Neil Woodford – a cautionary tale
Digital Life Matthew Webster
Financial firms should make sure their vulnerable customers are not disadvantaged, said the Financial Conduct Authority (FCA) in late February.
It is shocking that the City regulator believes it necessary to give such a warning to the people we pay to look after our money.
The FCA itself is often criticised for not doing enough to protect investors from scandals, the latest being the Woodford affair, which has rocked the fund-management industry to its core.
Neil Woodford had been a fêted fund manager with a successful long-term track record. When he set up on his own, thousands of his followers invested in his flagship Woodford Equity Income fund.
This started by living up to its name, investing mostly in solid, blue-chip companies that paid dependable dividends.

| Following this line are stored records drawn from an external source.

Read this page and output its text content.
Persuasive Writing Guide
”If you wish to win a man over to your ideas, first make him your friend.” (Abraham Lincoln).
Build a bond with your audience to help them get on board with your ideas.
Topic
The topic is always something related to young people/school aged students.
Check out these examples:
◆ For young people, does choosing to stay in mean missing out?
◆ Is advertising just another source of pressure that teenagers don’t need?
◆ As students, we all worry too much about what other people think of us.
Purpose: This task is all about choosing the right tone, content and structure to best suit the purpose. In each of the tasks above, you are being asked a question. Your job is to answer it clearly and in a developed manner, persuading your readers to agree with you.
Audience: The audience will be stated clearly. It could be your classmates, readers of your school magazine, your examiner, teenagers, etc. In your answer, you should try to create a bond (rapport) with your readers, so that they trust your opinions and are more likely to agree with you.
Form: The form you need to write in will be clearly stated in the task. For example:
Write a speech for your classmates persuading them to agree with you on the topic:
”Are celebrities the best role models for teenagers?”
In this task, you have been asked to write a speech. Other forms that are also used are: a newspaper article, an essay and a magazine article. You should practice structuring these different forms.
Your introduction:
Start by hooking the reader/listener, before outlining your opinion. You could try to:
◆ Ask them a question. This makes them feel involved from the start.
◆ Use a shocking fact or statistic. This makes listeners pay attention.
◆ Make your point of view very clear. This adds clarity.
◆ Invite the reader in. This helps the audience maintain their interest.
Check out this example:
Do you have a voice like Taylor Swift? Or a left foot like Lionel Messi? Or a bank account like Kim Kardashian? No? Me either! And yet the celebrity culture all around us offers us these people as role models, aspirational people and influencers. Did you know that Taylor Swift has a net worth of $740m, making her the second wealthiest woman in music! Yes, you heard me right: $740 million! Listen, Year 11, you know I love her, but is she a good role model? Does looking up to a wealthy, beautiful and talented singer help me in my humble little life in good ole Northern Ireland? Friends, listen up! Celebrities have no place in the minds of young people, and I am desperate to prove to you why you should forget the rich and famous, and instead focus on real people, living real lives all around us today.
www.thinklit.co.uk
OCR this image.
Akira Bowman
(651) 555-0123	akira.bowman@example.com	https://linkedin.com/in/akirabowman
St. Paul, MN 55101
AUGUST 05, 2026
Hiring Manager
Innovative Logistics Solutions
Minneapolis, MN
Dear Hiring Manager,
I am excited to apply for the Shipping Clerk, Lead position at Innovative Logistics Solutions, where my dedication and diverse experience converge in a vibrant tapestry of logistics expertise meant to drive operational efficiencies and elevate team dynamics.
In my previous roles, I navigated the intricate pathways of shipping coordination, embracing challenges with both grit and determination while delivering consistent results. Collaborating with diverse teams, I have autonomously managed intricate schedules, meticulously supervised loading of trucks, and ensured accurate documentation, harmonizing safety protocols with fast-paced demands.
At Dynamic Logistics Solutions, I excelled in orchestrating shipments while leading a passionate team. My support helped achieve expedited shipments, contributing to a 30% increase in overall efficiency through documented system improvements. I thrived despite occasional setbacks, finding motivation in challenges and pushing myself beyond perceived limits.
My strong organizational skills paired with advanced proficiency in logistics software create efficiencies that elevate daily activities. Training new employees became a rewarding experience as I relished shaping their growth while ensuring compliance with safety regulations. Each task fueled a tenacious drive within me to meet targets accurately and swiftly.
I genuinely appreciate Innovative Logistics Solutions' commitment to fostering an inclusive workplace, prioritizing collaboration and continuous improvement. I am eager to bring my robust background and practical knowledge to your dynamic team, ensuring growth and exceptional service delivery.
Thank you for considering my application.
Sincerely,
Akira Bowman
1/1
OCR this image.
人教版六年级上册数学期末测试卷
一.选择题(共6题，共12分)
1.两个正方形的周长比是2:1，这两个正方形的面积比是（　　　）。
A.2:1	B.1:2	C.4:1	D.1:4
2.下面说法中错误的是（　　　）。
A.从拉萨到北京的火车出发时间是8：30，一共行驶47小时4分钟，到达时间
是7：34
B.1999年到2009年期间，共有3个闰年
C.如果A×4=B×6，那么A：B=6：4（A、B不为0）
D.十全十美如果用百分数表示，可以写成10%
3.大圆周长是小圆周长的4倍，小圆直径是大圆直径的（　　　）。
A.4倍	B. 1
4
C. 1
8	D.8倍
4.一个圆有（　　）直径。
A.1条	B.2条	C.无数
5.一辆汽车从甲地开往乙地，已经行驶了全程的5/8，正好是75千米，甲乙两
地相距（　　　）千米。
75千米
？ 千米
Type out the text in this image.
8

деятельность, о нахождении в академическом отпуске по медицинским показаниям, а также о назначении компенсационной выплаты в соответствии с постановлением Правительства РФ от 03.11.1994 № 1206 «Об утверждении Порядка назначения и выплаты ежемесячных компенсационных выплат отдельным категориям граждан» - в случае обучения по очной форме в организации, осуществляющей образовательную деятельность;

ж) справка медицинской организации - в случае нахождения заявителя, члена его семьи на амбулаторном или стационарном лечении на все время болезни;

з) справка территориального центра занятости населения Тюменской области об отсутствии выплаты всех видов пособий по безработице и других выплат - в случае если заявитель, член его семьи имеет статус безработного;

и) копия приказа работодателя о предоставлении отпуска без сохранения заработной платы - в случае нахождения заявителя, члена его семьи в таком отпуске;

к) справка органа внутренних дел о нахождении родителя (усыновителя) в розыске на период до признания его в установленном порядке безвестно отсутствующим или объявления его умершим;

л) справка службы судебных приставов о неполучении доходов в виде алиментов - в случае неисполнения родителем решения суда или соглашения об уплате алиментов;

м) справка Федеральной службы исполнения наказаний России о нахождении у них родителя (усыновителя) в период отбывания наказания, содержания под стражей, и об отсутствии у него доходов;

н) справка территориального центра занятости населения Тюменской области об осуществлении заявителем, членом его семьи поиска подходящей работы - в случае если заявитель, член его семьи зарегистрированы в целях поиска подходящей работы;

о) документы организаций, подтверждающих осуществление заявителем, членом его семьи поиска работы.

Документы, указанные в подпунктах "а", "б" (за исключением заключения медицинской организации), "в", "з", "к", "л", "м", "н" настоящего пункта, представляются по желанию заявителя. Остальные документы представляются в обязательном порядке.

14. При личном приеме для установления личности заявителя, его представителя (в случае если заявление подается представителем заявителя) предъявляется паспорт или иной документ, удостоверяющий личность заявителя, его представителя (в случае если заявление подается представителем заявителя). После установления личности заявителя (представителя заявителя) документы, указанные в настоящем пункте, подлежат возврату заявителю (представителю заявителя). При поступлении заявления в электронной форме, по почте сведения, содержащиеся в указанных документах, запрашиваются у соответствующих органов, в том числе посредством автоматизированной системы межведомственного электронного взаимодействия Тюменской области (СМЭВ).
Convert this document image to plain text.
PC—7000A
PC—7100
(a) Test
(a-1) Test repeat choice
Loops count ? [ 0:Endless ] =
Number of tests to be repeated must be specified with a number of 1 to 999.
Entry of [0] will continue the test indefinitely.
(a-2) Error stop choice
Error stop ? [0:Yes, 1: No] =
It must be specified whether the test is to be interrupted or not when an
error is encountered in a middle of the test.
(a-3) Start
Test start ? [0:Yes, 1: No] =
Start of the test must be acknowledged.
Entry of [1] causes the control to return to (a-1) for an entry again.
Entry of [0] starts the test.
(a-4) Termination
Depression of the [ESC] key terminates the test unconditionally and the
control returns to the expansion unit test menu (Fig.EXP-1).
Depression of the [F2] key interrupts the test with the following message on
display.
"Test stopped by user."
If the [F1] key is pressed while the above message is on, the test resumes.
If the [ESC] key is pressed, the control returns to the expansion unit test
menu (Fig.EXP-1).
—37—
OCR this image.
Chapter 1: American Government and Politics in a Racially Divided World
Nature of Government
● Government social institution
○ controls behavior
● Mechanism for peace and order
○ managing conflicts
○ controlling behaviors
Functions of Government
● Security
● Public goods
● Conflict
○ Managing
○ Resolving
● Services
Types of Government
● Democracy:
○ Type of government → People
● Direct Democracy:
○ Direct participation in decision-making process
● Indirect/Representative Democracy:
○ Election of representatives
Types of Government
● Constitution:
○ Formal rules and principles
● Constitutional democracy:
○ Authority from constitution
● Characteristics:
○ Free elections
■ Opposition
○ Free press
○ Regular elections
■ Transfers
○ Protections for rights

At its peak, it was worth over £10 billion. But Woodford was quietly changing his strategy, which made the fund more risky.
He started buying stakes in unquoted start-up companies, many of which did not yet make profits, let alone pay dividends. Some institutional investors noticed and began withdrawing their
money. As the fund’s performance became unrelentingly worse, more clients bailed out.
By the time small investors wanted their money back, Woodford was unable to pay them. His new-style holdings, comprising two-thirds of the portfolio, were illiquid and difficult to sell.
In 2019, the fund, now worth only £3.7 billion, was first suspended and then wound up. The underlying investments are being sold off, forcing investors to take substantial losses. They are still waiting for a final payout, which might come later this year. Woodford was sacked, his reputation in shreds, though he wants to set up a new fund targeting the professional market.
Small investors thought they had invested wisely, on the basis of advice from independent financial advisers and Woodford’s reputation as a star stock-picker.
If the people you trust to take care of your money let you down, what can you do to keep your money safe?
Above all, you should take an active interest in your money, whether you use a financial adviser or not. Look for a fund manager with a steady, long-standing record. Do not simply pick a fund from a best-buy list. Before you choose a fund, check where your money will be invested. Search online for its name and you will find fact sheets and detailed information about it.
Every six months, check how well the fund is performing compared with others in the same sector that match themselves to the same index, such as the FT All Share index. Make sure it still meets your requirements in terms of growth and income and still has the same strategy.
Do not monitor performance every day, because all funds go up and down in price in the short term and you must accept that every fund manager can make mistakes. Check whether the fund has shrunk in size: if it has, that could indicate that those in the know are pulling out.
Do not put all your money in one place. Diversify your investments in different shares and stock markets, and among several different fund managers. Contact them if you have any questions and remember that, as Woodford demonstrated, past performance is no guarantee of future success.